The Poe Toaster
For 60 years, every January 19th, on the anniversary of Edgar Allan Poe’s birthday, a mysterious figure would visit Poe’s grave in Baltimore, pour himself a glass of cognac, raise a toast to the author, and leave three red roses and the rest of the bottle of cognac at his gravestone before vanishing into the darkness. A tradition grew for local Poe fans to gather to watch the shadowy figure (or figures — common wisdom is that the tradition was passed from father to son), and read the cryptic notes he sometimes left behind. Sadly, this January 19th has come and gone for the third time without the appearance of the “Poe Toaster,” so by all accounts this tradition has come to an end. Unless, that is, we can entreat any enterprising Poe fan to take up the mysterious mantle next year.

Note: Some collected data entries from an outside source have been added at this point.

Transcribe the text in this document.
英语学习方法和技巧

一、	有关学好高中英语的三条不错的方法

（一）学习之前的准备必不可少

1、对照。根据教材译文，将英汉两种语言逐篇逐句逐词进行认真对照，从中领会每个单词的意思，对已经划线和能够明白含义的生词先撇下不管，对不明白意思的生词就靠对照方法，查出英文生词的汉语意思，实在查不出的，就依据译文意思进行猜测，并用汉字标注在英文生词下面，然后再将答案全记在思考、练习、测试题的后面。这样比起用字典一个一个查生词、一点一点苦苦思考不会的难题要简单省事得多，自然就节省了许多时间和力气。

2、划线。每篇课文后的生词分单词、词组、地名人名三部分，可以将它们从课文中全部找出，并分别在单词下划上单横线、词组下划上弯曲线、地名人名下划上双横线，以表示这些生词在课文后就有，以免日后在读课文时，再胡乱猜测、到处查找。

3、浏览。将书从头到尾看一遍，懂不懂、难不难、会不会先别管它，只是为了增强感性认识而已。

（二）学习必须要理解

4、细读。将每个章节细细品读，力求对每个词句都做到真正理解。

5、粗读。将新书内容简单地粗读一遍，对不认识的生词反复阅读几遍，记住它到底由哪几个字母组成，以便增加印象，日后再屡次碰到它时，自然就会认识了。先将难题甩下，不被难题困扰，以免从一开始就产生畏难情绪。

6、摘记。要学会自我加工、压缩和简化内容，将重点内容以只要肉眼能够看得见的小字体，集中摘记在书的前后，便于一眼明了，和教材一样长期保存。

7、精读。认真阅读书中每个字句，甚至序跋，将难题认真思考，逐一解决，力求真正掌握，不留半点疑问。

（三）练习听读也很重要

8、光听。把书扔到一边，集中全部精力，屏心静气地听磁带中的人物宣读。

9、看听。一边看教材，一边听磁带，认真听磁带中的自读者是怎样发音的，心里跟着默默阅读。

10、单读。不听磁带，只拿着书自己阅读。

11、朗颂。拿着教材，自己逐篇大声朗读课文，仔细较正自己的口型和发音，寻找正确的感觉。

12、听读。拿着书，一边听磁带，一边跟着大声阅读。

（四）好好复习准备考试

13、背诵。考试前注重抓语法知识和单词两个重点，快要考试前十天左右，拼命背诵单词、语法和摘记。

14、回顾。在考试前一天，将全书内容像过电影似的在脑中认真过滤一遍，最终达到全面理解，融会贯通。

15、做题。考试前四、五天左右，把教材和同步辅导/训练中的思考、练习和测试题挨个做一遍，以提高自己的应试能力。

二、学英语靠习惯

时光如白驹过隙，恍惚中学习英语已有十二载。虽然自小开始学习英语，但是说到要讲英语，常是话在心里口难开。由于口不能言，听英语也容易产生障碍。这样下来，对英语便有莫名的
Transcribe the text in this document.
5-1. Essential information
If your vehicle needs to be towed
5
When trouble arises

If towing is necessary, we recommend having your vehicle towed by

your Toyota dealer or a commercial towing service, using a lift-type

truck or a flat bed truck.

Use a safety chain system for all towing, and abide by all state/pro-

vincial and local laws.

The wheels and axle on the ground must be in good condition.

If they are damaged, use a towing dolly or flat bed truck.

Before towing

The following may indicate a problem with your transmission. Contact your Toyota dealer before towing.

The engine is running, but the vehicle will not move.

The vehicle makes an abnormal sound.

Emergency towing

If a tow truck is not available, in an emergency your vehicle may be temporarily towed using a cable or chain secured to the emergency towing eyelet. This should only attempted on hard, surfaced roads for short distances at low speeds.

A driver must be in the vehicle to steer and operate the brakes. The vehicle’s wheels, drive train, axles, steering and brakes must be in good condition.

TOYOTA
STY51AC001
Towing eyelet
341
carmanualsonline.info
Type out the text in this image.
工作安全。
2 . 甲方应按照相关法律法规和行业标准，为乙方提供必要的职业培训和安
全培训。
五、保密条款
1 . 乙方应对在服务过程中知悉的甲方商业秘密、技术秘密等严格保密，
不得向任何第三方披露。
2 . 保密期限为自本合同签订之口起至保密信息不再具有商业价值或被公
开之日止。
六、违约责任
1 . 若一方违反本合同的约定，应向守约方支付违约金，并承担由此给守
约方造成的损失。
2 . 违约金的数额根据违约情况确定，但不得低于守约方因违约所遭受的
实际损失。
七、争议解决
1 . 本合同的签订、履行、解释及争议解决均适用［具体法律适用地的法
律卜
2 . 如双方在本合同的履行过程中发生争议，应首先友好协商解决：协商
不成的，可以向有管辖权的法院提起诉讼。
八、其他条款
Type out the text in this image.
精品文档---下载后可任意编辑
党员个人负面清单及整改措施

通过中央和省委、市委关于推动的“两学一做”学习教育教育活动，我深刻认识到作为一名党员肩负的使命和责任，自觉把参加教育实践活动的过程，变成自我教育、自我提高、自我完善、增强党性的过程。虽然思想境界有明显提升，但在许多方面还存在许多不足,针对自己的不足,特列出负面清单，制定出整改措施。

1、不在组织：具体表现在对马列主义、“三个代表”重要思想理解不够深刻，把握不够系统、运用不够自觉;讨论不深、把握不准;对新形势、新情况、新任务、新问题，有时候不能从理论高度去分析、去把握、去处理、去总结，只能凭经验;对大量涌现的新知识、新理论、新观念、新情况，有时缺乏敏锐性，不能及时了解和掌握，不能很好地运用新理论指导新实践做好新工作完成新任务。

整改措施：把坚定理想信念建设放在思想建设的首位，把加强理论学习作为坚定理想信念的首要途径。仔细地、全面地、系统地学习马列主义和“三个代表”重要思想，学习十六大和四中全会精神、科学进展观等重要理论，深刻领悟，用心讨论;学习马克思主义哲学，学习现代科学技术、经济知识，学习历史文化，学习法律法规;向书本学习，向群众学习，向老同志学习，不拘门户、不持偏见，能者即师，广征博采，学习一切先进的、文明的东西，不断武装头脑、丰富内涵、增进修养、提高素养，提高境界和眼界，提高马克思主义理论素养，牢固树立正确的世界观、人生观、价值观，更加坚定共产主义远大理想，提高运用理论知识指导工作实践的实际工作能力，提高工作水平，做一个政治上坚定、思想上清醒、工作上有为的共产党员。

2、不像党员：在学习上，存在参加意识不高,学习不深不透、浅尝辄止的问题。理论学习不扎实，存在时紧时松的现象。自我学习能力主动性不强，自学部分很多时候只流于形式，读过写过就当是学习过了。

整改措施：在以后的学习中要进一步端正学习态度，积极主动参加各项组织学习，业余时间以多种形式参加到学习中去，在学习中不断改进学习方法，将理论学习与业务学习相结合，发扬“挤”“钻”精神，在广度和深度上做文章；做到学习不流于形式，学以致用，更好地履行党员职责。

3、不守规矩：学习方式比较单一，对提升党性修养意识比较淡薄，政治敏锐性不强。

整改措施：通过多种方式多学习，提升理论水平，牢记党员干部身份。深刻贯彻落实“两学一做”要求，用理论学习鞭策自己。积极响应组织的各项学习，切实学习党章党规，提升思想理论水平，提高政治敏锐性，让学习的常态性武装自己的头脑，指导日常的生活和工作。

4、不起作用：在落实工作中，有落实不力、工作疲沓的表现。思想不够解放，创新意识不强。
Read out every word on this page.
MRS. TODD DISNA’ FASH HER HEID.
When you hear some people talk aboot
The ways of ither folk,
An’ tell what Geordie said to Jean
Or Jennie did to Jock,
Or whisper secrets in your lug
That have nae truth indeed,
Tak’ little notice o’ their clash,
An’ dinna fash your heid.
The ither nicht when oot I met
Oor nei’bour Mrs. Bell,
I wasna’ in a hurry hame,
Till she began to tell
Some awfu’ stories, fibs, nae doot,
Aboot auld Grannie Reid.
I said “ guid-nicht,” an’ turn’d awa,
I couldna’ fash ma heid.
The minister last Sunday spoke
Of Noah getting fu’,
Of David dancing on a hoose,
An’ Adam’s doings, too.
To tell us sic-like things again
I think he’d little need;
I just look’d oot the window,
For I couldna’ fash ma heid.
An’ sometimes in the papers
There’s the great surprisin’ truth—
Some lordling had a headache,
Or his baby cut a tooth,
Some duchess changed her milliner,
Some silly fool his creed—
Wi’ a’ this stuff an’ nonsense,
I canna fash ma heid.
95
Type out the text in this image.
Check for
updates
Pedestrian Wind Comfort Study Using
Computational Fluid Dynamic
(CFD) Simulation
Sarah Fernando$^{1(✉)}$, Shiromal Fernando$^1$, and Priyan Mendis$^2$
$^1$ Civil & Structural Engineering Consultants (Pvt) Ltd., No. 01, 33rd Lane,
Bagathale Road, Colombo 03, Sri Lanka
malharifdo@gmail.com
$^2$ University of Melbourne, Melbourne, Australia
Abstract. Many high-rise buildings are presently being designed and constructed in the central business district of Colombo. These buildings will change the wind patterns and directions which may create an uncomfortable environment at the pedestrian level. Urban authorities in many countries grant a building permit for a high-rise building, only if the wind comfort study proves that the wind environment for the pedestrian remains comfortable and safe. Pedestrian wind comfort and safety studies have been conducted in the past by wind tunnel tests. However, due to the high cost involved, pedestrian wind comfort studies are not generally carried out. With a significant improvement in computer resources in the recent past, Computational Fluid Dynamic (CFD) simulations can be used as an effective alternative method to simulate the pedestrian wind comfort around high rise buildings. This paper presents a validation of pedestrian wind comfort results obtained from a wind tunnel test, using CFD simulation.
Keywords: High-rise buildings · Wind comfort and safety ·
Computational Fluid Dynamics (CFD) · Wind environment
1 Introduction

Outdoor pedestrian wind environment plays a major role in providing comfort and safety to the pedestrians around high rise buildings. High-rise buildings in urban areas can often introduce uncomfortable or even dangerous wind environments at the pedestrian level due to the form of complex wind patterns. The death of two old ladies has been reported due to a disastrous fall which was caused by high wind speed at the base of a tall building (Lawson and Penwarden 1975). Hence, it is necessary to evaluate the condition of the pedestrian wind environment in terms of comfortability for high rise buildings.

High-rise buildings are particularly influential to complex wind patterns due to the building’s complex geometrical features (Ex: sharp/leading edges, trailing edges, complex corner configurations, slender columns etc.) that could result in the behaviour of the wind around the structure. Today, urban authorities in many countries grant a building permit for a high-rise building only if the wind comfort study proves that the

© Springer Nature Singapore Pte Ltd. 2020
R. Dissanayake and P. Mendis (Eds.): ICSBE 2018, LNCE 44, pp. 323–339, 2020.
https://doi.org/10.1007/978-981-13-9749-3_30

Perhaps the most famous cultish literary tradition, Bloomsday is an annual holiday celebrating the life of James Joyce. It occurs every June 16th (the day on which Ulysses is set), and is celebrated all over the world, though perhaps most extravagantly in Dublin. Celebrations include pub crawls, readings, music, dramatisations, and hundreds of fans dressed as characters from the book.
Yep, there are probably Harry Potter nerds running around with broomsticks between their legs as we speak. Founded by students at Middlebury College in 2005, Muggle Quidditch has grown into a cherished pastime — in 2011, their NYC world cup boasted 100 teams and 2,000 players, and the video on their website makes it actually look like a legit sport. Next stop, the Olympics.
Hemingway Look-alike Contest
Every summer, boatloads of white-bearded literary enthusiasts descend on Key West to take part in the annual Papa look-alike contest at Sloppy Joe’s Bar. The contest, organized by the Hemingway Look-Alike Society, is only one of many Papa-related events and spectacles in Key West, but it’s by far our favorite.
Kissing Oscar Wilde’s Tomb
For years, Wilde fans made the pilgrimage to his tomb in Paris to lay a lipstick-covered smacker on the provocative writer’s final resting place. Only recently, after years of lipstick grease and scrubbings from caretakers have begun to irreparably erode the stone, has the grave marker been cleaned and covered in protective glass meant to protect Wilde from his many admirers. Somehow, however, we think love will find a way to prevail.
Every May 25th, Douglas Adams fans everywhere celebrate Towel Day by carrying a towel around with them. According to The Hitchhiker’s Guide to the Galaxy, a towel is pretty much the most important item you can have, and after all, “any man who can hitch the length and breadth of the galaxy, rough it, slum it, struggle against terrible odds, win through, and still knows where his towel is, is clearly a man to be reckoned with.”
The Jane Austen Festival
Every September, thousands of Austenophiles descend upon Bath, England, to spend a weekend dressed up as their favorite Jane Austen character. The events, organized by the Jane Austen Centre, range from promenading to eating to dancing and perusing the wares at the Country Fayre.
The Knights of King Arthur
These boy clubs seem much like the Boy Scouts in some ways — except way less popular and much nerdier. From a pamphlet entitled “The Knights of King Arthur: How to Begin and What to Do,” which you can read in its entirety here: “There comes a time when boys begin to outgrow mere physical activities, boisterous play and the desire to parade in uniform, and like to get together as indoors friends, to talk and plan and work together, and to feel exclusive and perhaps a bit superior. When they have come to this age they are ready to organize a Castle.”
The Annual Moby Dick Marathon
Every year, the New Bedford Whaling Museum hosts a marathon continuous reading of Herman Melville’s Moby Dick, among other Melville-related activities including an interactive game of “Stump the Scholars,” over a three day weekend. Nothing fishy about that.
Baker Street Irregulars
In Arthur Conan Doyle’s Sherlock Holmes stories, the Baker Street Irregulars are a gang of street kids who Holmes sometimes employs to help him with his cases. In modern life, the Baker Street Irregulars are an invitation-only society who only award membership and the accompanying customary “Irregular Shilling” to eminent Sherlockian scholars. Isaac Asimov and Neil Gaiman are both members. The group convenes for a fancy dinner once a year, and hosts other Sherlock-oriented activities open to the public.